Мать-настоятельница, пряча маленький, но увесистый мешочек, звенящий монетами, кивала благосклонно, и человек исчезал за дверью – словно и не было его, словно приснился, и только стук копыт за окнами говорил, что это не сон, что брат ее жив и на свободе, а значит, жива и надежда – на то, что когда-нибудь она вернется домой.
Впрочем,
А потом не стало времени не то что на воспоминания и вздохи, а даже и на вечернюю молитву перестало хватать сил. В холерные бараки принцессу не пускали, но работы хватало и в самом монастыре. Монахини работали на износ, ухаживая за больными, привозимыми со всех концов провинции; а ведь были еще и воспаления легких, и дети болели не реже, и бабы меньше рожать не стали. Мать-настоятельница до поздней ночи, даже когда весь монастырь, кроме дежуривших в бараках, погружался в сон, оставалась на ногах. Всегда аккуратно одетая, спокойная, немногословная, она казалась порой Изабель капитаном на корабле – точно в тех детских сказках, которые когда-то рассказывал ей отец. Все подчинялись ее коротким приказам, и ни разу не бывало так, чтобы мать Елена не знала, что делать или как лечить. Если же все усилия сестер оказывались тщетны, она осеняла себя крестом и так же негромко приказывала готовить могилу. Хоронили умерших – тех, у кого не было родных – на монастырском кладбище.
Не было ни суеты, ни суматохи, сестры работали, сменяя друг друга, молча, быстро и аккуратно.
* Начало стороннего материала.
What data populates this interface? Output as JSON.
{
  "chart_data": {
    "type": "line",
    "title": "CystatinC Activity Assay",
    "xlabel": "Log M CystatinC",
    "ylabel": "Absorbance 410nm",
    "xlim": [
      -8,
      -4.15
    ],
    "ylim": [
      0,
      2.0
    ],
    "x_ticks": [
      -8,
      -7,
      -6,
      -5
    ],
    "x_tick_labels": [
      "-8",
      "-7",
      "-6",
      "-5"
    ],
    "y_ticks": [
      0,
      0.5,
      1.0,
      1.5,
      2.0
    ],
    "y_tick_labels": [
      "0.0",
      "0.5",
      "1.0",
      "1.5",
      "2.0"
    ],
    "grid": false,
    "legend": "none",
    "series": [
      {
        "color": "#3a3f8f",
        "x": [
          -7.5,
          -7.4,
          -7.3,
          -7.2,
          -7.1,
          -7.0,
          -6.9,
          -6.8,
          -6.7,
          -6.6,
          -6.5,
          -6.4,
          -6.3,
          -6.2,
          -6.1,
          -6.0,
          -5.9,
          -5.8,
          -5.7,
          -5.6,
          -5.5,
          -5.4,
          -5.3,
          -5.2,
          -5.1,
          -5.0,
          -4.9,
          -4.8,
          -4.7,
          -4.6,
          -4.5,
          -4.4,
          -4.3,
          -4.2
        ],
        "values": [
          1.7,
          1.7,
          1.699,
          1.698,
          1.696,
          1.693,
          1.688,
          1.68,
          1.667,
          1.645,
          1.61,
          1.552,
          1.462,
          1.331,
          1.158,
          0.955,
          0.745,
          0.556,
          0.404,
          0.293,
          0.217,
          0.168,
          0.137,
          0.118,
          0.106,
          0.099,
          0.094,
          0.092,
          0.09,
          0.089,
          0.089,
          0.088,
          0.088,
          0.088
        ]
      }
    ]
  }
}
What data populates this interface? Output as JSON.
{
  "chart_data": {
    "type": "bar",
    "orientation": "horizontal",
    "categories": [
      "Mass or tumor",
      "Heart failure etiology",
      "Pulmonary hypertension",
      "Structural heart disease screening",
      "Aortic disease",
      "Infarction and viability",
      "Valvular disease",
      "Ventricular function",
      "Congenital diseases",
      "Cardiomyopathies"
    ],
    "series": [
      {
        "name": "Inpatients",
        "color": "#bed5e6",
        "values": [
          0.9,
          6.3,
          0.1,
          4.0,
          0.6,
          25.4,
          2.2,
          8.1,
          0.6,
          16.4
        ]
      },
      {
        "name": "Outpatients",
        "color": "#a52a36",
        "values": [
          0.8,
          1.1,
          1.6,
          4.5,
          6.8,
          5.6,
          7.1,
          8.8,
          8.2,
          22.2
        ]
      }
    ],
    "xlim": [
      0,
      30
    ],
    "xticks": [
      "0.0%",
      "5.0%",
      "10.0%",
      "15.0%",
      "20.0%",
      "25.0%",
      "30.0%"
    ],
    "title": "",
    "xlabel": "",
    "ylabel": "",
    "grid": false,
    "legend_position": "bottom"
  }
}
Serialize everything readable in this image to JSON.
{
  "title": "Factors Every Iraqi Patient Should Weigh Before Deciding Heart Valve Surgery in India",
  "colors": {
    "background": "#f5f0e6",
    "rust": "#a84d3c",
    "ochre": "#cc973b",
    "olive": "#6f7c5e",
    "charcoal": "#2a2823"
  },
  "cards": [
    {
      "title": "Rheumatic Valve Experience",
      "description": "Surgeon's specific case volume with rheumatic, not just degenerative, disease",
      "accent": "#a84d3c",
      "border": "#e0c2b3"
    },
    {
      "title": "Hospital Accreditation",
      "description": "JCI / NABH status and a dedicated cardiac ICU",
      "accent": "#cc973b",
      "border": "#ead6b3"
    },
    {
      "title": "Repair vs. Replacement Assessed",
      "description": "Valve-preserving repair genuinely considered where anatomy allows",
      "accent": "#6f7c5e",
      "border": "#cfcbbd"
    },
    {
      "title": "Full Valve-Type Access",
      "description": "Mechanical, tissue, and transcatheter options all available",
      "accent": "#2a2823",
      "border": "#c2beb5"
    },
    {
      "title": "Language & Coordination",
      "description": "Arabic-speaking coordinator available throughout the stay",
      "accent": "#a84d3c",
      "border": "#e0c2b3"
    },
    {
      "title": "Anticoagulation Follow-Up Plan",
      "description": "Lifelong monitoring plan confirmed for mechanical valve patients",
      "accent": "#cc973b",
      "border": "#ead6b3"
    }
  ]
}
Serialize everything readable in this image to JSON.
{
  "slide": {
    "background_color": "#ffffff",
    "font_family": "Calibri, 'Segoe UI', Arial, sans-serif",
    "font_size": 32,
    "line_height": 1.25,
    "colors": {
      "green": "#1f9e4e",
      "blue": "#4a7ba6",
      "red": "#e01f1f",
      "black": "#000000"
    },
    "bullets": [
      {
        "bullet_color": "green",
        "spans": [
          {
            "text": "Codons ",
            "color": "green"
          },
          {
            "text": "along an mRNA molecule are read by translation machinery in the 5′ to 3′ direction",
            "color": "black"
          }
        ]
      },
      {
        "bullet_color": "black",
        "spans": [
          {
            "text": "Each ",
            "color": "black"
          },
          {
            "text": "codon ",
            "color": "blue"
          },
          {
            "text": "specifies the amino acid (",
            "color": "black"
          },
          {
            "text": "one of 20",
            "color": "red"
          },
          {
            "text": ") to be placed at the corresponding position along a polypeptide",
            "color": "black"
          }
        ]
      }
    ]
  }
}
Мать Елена строго следила за чистотой трапезной и келий, за очередностью смен в больничных бараках, за тем, чтобы огород был засажен вовремя, и так же строго – чтобы спали и ели дважды в сутки все сестры, невзирая на занятость и чин. Порой приходилось ей за руку уводить и укладывать спать тех, кто в лихорадке работы не замечал усталости. Шел Великий пост, но тем, кто ухаживал за больными, было сделано послабление в еде. Иные молодые монахини, не чувствуя от усталости даже голода, отодвигали чашки или пытались спорить – и получали строгое внушение: не дело пререкаться в святые дни, послушание превыше поста и молитвы.
В эти дни впервые поняла Изабель, что единственное, что позволяет человеку оставаться самим собой, - это смех. Смех – все, что остается, когда потеряно остальное. Вечерами в трапезной сестры, едва не падая от усталости, смеялись, вспоминая происшедшее за день, – и она видела, как переставали дрожать их руки, как таяла в глазах смертельная усталость. Смеялись то сами над собой, над своей неловкостью, неуклюжестью, нерасторопностью, то над больными - и этот смех не был кощунственным, он был исцеляющим. Изабель знала, что смеялись и умирающие в бараках, и это помогало им переносить боль и смиряться с мыслями о смерти. Смеялась и мать-настоятельница, когда ужинала с ними, и эти недолгие минуты, казалось Изабель, роднили монахинь больше, чем могла бы сроднить молитва. Они ничем не могли помочь друг другу – только смехом. И отступало отчаяние, удушающее чувство собственного бессилия, осознание того, что люди умирают, а они ничем, ничем не могут им помочь – разве что облегчить переход на тот свет. Наверное, думала Изабель, бывают дни, когда Господь слишком занят, чтобы услышать молитву, и тогда людям остается одно – смех. И она смеялась вместе с сестрами, и чувствовала, как утихает тоска и тревога за брата.